A "ticket tax" to see your Milwaukee Brewers?
Democratic Senator Tim Carpenter says that idea is being seriously considered in bipartisan talks.
Senate Republicans were asked about amendment talks, including Senate Majority Leader Devin LeMahieu, but no one was available to talk on camera on Wednesday.
A pair of bills passed by the Assembly Tuesday would keep the team in Milwaukee through the year 2050.
We dug into how a "ticket tax" on Brewers games could change the deal.
The total fan attendance number for home games this season at American Family Field was about 2.5 million. But now, Carpenter, who represents the district where the Brewers call home, believes in adding a fee to every ticket to see the Brewers home games.
Fello asked, "Do you think it might be an extra $2 or $3?"
"No specific amount," Carpenter answered. "But I think that would be in the range of things."
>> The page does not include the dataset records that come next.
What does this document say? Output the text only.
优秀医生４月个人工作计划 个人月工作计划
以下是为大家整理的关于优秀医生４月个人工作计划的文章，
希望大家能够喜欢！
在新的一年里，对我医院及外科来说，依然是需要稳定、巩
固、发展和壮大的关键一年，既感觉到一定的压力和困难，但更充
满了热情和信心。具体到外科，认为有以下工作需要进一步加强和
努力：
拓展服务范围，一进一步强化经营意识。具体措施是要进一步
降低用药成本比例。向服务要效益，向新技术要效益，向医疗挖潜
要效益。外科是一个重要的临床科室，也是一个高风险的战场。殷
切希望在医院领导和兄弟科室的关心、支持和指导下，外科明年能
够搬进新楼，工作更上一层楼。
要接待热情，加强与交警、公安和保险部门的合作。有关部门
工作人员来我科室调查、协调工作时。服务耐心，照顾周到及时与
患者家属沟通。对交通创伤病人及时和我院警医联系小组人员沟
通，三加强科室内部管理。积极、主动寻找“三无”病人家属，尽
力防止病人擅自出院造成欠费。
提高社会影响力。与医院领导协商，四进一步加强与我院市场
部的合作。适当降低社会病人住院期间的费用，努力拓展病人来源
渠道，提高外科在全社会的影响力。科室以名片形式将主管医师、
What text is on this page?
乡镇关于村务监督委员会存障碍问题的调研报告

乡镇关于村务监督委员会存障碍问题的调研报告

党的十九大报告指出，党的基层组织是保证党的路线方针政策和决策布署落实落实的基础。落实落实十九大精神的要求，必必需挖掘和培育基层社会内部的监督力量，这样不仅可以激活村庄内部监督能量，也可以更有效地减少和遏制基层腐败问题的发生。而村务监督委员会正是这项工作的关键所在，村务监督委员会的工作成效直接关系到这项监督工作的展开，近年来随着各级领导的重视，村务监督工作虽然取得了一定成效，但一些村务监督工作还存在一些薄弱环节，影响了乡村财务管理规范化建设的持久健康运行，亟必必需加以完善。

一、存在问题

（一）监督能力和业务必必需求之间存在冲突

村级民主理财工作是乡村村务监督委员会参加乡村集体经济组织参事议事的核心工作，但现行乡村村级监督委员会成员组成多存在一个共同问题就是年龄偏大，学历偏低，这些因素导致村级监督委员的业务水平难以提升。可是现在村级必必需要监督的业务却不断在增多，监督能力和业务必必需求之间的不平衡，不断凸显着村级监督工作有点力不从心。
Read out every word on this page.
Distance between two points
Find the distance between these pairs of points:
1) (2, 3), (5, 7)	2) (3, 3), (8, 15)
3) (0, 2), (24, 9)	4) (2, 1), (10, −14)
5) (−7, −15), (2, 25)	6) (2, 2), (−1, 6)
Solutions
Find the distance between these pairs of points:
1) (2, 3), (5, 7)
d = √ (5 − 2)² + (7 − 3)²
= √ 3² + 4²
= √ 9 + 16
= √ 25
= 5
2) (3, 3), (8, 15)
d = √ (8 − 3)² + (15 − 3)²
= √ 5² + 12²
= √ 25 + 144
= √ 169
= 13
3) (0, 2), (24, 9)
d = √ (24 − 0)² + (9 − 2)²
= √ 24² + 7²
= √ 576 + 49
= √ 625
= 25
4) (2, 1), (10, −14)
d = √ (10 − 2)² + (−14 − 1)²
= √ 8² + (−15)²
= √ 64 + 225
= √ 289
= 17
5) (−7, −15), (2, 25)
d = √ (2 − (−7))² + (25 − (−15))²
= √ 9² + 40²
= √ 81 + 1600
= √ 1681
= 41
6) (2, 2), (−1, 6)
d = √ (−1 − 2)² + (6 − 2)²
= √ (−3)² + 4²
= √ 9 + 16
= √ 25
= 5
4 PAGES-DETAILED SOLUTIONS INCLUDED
He thinks the idea is worth looking into. If an extra $2 or $3 fee was put on every Brewers ticket sold this season, it could have brought in an extra $5 million to $7.5 million.
As the bill stands, Milwaukee County and the City of Milwaukee are expected to contribute a total of $135 million, coming from sales tax revenue. The state would contribute $411 million. The Brewers say they will put up $100 million. It all adds up to $646 million to fund stadium repairs, and keep the Brewers in Milwaukee through the year 2050.
Brewers President of Business Operations Rick Schlesinger said, "I would like to talk about the totality of that package, and not talking about taxing our fans."
Instead, he said he is open to the idea of adding a ticket surcharge to non-Brewers events.
Assembly Republicans said Tuesday, they passed the bills without a ticket tax attached because the Brewers agreed to pitch in $100 million.
"I think the odds of a ticket tax for actual Brewers games are slim to none, but you never know," Rep. Robert Brooks (R-Saukville) said during the Tuesday news conference in Madison.
When asked if this would change the equation of the $100 million on the table, Schlesinger answered, "Well, you know what I think it changes a lot. I don't want to speculate, because I'd like to focus on the things that do make sense. I frankly don't think a ticket tax makes sense. It doesn't make sense for our fans. It's a tax our fans. It penalizes our loyal fans who come to the ballpark looking for affordable tickets, and again my whole business model is affordable tickets. Anything that is going to challenge that business model, obviously I'm protective and concerned about. "
Senator Carpenter argues there's already a precedent. The Milwaukee Bucks have a $2 per ticket surcharge.
For now, we will have to wait and see what the Senate changes might look like, showing this deal is far from over.
The Brewers bill will receive a public hearing with the Senate on Oct. 25.